Hormozi's Call Out + Value + CTA from $100M Leads maps directly: Call Out = Step 1 (what I've got, for whom), Value = Step 2 (how it makes your life better), CTA = Step 3 (what to do next). Dib and Hormozi arrived at the identical three-part structure from different starting points.

Dib's Magnetic Messaging Framework provides the quality filters for each step: Step 1 must be easy to understand (Filter 2) with a clear audience (Filter 6). Step 2 must be about them (Filter 1), believable (Filter 3), and interesting (Filter 4). Step 3 must have a clear next action (Filter 7).
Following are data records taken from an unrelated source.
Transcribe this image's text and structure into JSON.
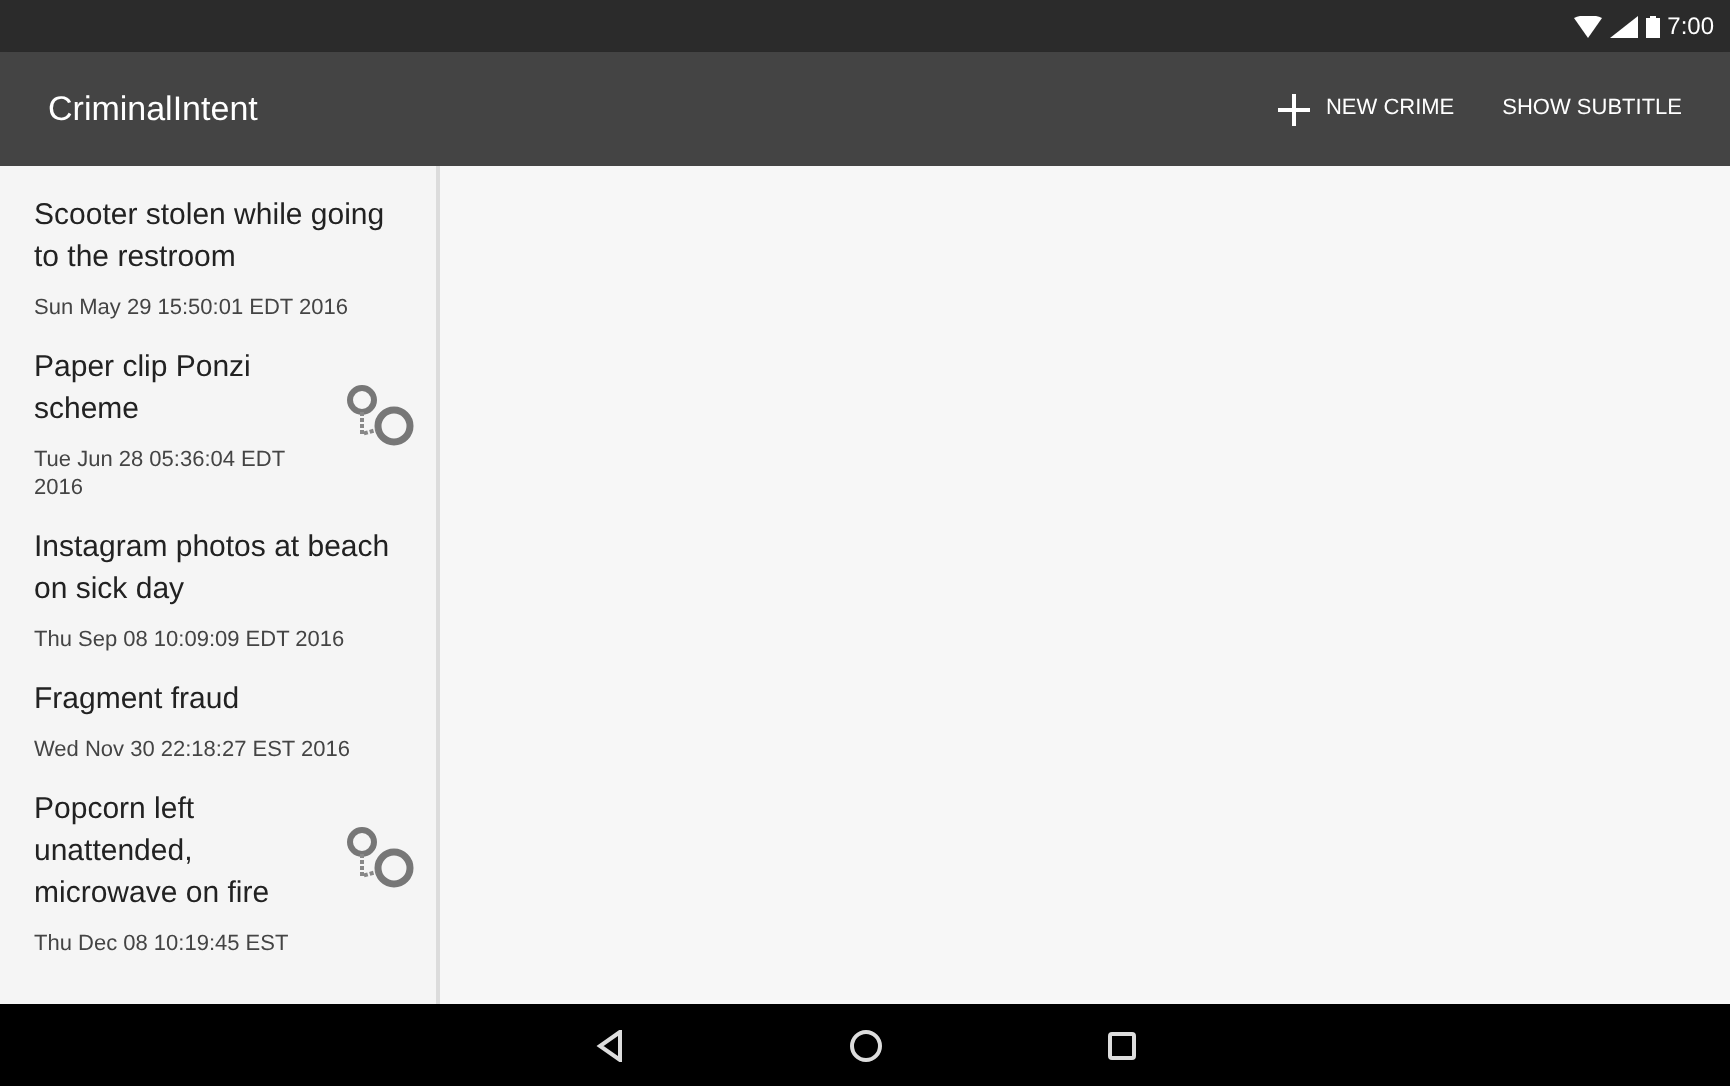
{
  "status_bar": {
    "time": "7:00"
  },
  "toolbar": {
    "title": "CriminalIntent",
    "actions": [
      {
        "kind": "add",
        "label": "NEW CRIME"
      },
      {
        "kind": "text",
        "label": "SHOW SUBTITLE"
      }
    ]
  },
  "crimes": [
    {
      "title": "Scooter stolen while going to the restroom",
      "date": "Sun May 29 15:50:01 EDT 2016",
      "solved": false
    },
    {
      "title": "Paper clip Ponzi scheme",
      "date": "Tue Jun 28 05:36:04 EDT 2016",
      "solved": true
    },
    {
      "title": "Instagram photos at beach on sick day",
      "date": "Thu Sep 08 10:09:09 EDT 2016",
      "solved": false
    },
    {
      "title": "Fragment fraud",
      "date": "Wed Nov 30 22:18:27 EST 2016",
      "solved": false
    },
    {
      "title": "Popcorn left unattended, microwave on fire",
      "date": "Thu Dec 08 10:19:45 EST",
      "solved": true
    }
  ]
}
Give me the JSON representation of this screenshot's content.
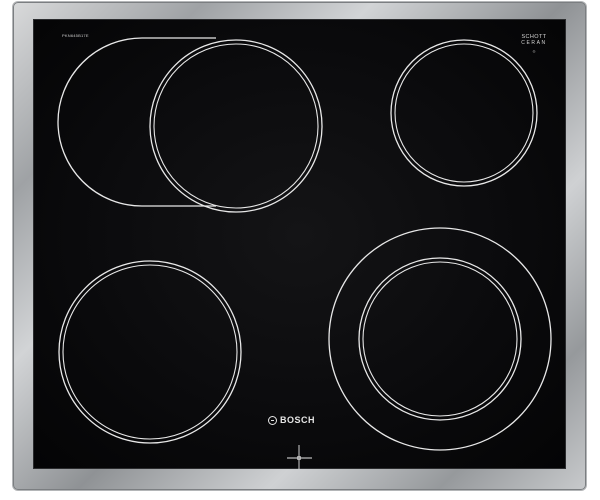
{
  "product": {
    "brand_name": "BOSCH",
    "glass_brand": {
      "line1": "SCHOTT",
      "line2": "CERAN",
      "line3": "®"
    },
    "model_label": "PKN645B17E",
    "controls": "knob-controlled (no touch controls visible)"
  },
  "surface": {
    "glass_color": "#0a0a0c",
    "frame_color": "#b8bbbe",
    "zone_line_color": "#e8e8e8"
  },
  "cooking_zones": [
    {
      "name": "rear-left-extended-zone",
      "type": "dual-oval"
    },
    {
      "name": "rear-right-zone",
      "type": "single"
    },
    {
      "name": "front-left-zone",
      "type": "single"
    },
    {
      "name": "front-right-zone",
      "type": "dual-ring"
    }
  ],
  "icons": {
    "brand_logo": "bosch-armature-logo-icon",
    "zone_marker": "zone-position-indicator-icon"
  }
}
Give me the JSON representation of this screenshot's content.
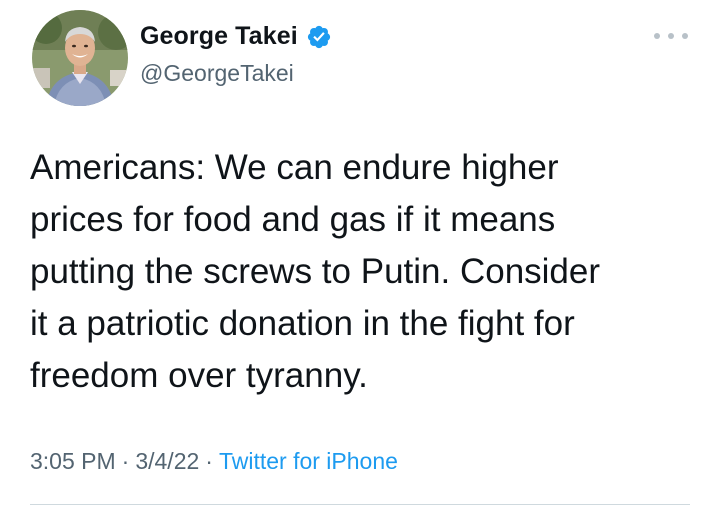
{
  "author": {
    "display_name": "George Takei",
    "handle": "@GeorgeTakei",
    "verified": true,
    "avatar_icon": "profile-photo",
    "verified_icon": "verified-badge-icon"
  },
  "tweet": {
    "text": "Americans: We can endure higher\nprices for food and gas if it means\nputting the screws to Putin. Consider\nit a patriotic donation in the fight for\nfreedom over tyranny.",
    "time": "3:05 PM",
    "separator": "·",
    "date": "3/4/22",
    "source": "Twitter for iPhone"
  },
  "menu": {
    "icon": "more-options-icon"
  },
  "colors": {
    "text": "#0f1419",
    "secondary": "#536471",
    "accent": "#1d9bf0",
    "divider": "#cfd9de"
  }
}
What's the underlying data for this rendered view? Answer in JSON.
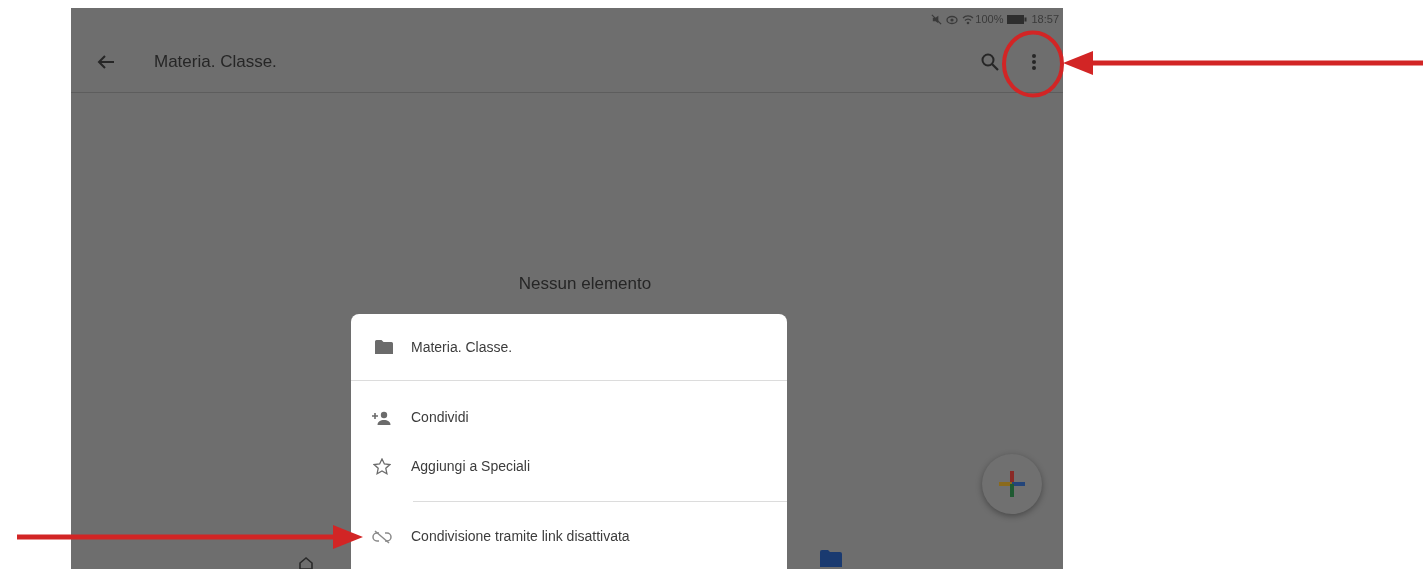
{
  "status_bar": {
    "battery": "100%",
    "time": "18:57"
  },
  "app_bar": {
    "title": "Materia. Classe."
  },
  "empty_state": {
    "message": "Nessun elemento"
  },
  "sheet": {
    "title": "Materia. Classe.",
    "items": [
      {
        "kind": "share",
        "label": "Condividi",
        "divider_before": false
      },
      {
        "kind": "star",
        "label": "Aggiungi a Speciali",
        "divider_before": false
      },
      {
        "kind": "link-off",
        "label": "Condivisione tramite link disattivata",
        "divider_before": true
      }
    ]
  }
}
Hormozi's Value Equation from $100M Offers informs Step 2: the benefit statement should address dream outcome and perceived likelihood ("Find 5+ deals per month" = specific outcome) while implying low effort and time delay ("without cold calling" = reduced effort).

Implementation

  • Rewrite your hero section this week using the three-step formula. Clear offer → specific benefit → dual CTA.
  • Test the 5-second rule. Show someone your website for 5 seconds, then close it. Can they tell you what you sell, how it helps, and what they should do? If not, rewrite.
  • Remove everything else from the hero section. Navigation menus, social proof badges, partner logos — all valuable, but they go below the fold, not in the hero.
  • A/B test the benefit statement (Step 2) aggressively. The same offer with different benefit framings can produce 2-3x conversion differences.